As a young man who is relentlessly making efforts to hit it big, Smart Ojonugua says he doesn’t consider fraud an option because it is not proof of genuine hard work. In his words, “Yahoo-yahoo is a very stressful shortcut to making money and I wonder why some youths give their energy to it. It is wrong on all levels because it causes some form of emotional damage to the victim”.

As far as the end is getting a certificate, why not?

The academic space has been littered with various accounts of malpractice and it has become a culture with no known permanent solution. Every year, schools churn out tons of graduates with a good number of them having taken part in one form of malpractice or the other.

As a social media enthusiast who chronicles her real-life experiences on handles, Agazie Ijeoma confessed her misconduct during an examination in a Facebook post. She had lived more of her life in Lagos and gone ahead to attend university in the east. According to her, she had a seating arrangement with her friends during examinations that enabled them to help each other with answers to exams questions in the examination halls. In an interview with her, she explained that “bringing in any external tools that are related or unrelated to the examination counts as malpractice while asking a question to get a reminder can be forgiven”. She went on to add that the high expectations of some lecturers are a major reason for examination malpractice because some either set strange questions or expect a certain pattern of answers which are difficult to follow unless one were a computer.
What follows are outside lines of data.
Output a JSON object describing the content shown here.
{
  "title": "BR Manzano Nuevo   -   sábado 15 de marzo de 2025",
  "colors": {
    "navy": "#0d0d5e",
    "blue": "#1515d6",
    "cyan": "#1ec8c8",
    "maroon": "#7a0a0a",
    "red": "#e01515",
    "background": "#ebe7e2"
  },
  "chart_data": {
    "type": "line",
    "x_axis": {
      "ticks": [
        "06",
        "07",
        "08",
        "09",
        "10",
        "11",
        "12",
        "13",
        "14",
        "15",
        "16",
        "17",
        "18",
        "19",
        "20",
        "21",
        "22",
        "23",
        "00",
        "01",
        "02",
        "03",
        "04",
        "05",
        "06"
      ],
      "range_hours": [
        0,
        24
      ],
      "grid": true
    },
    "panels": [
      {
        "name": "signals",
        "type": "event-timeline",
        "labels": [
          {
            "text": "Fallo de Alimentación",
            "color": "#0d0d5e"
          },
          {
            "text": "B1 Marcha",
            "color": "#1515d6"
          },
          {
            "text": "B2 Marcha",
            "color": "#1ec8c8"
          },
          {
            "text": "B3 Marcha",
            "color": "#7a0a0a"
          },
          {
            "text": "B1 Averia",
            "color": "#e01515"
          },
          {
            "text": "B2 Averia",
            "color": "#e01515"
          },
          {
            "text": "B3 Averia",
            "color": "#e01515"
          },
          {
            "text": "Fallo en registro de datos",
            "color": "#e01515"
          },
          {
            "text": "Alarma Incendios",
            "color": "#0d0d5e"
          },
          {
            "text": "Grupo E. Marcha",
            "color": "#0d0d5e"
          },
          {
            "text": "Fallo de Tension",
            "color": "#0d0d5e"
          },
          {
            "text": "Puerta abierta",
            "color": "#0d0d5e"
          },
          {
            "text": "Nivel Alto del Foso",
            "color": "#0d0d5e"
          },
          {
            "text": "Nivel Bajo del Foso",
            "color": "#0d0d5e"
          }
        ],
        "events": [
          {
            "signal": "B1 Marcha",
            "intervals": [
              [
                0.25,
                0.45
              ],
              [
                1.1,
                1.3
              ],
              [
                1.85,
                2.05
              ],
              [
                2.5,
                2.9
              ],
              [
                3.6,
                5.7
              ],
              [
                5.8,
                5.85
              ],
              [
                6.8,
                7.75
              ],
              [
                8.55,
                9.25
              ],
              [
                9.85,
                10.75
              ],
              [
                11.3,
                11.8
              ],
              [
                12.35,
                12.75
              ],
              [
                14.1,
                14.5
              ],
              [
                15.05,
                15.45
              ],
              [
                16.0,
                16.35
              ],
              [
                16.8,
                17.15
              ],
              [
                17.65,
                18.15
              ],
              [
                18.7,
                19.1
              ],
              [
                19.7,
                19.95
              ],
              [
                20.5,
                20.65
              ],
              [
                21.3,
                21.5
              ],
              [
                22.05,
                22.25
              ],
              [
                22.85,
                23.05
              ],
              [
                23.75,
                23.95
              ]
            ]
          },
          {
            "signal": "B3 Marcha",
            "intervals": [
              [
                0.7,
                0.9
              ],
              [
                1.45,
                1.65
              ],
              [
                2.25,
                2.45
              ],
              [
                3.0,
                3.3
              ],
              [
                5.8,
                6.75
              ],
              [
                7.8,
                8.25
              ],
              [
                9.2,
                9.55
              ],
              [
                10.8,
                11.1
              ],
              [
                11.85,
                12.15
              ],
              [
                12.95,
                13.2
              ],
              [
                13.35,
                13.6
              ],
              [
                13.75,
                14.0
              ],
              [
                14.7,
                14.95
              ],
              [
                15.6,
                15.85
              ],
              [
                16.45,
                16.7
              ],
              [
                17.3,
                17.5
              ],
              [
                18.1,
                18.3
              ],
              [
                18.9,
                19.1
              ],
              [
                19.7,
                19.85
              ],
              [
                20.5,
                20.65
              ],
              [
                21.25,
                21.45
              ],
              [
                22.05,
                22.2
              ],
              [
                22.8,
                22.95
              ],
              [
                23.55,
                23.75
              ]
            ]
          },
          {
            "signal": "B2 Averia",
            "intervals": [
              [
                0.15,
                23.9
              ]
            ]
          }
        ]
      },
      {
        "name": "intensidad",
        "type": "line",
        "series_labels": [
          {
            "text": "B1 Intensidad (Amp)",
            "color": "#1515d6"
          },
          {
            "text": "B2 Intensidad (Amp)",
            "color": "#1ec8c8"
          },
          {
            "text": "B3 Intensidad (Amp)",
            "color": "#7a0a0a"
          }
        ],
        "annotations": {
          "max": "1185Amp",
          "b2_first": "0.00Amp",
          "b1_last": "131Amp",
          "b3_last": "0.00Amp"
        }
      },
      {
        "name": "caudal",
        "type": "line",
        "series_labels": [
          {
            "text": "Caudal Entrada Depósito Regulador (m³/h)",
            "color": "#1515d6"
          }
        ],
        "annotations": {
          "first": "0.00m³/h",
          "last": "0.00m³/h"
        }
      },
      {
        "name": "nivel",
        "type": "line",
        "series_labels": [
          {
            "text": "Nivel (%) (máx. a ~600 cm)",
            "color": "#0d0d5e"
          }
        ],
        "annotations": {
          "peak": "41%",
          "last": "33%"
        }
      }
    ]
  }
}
Dr Aderonke Lawal-Are who is an associate professor of Marine Ecology at the University of Lagos explains that malpractice has been a major scourge on university education as she has encountered students engaging in it since she joined the tertiary teaching service in September 1998. She believes that when a student tries to outsmart the invigilator or the lecturer-in-charge during an examination, the undertone is an act of malpractice that is totally unfair to other colleagues, who are candidates for the same examination. Since it is established that the act is unfair, it qualifies as cheating. She went further to state that malpractice manifests in varying forms, which include bringing in chips to the examination hall, impersonation or writing answers on the body just to outsmart invigilators.

She attributes students being distracted as a major reason why they engage in malpractice during an examination. The advent of social media and gadgets like headsets and smartwatches have made it easy for such malpractices to take place. However, she believes that some misdemeanours like asking questions in the examination hall, which count as malpractice and attract heavy penalties should be pardoned. In her opinion, sitting for an examination comes with a lot of tension and anxiety and asking questions that can aid recollection ought to be allowed once it is not abused.

At the Department of Mathematics, in the University of Lagos, where we met with Dr. Adeniyan Adetunji, a comparison between what the educational system in the 70s and today was made. He explained that students did not have any excuse to cheat in the olden days as the goal was to work hard and make good grades, although a few of them got around with certificate forgery and they were found out and flushed out by the Owoson’s Panel. Nowadays, laziness has become the order of the day and the performance level of graduates is really disappointing. He explains that “some lecturers are to blame as they either set questions that are not based on what they have taught or they are not consistent with their question setting patterns” and because writing an examination is just a test of knowledge and not the most practical means to measure performance it is important that lecturers set questions according to what they have taught.

Whether it is infidelity or trying to outsmart an unsuspecting fellow of their hard-earned prizes, or making efforts to outshine colleagues, cheating is one act that traditionally identifies as malevolent even though a lot of people do not consider it so. Being averse to its realities may mean conspiring with popular opinion to erase the age-long tradition of loyalty and honesty in today’s world. To make an excuse for any such obnoxious and unfair behaviour is to agree with the crazy notion that indeed Lagosians don’t cheat.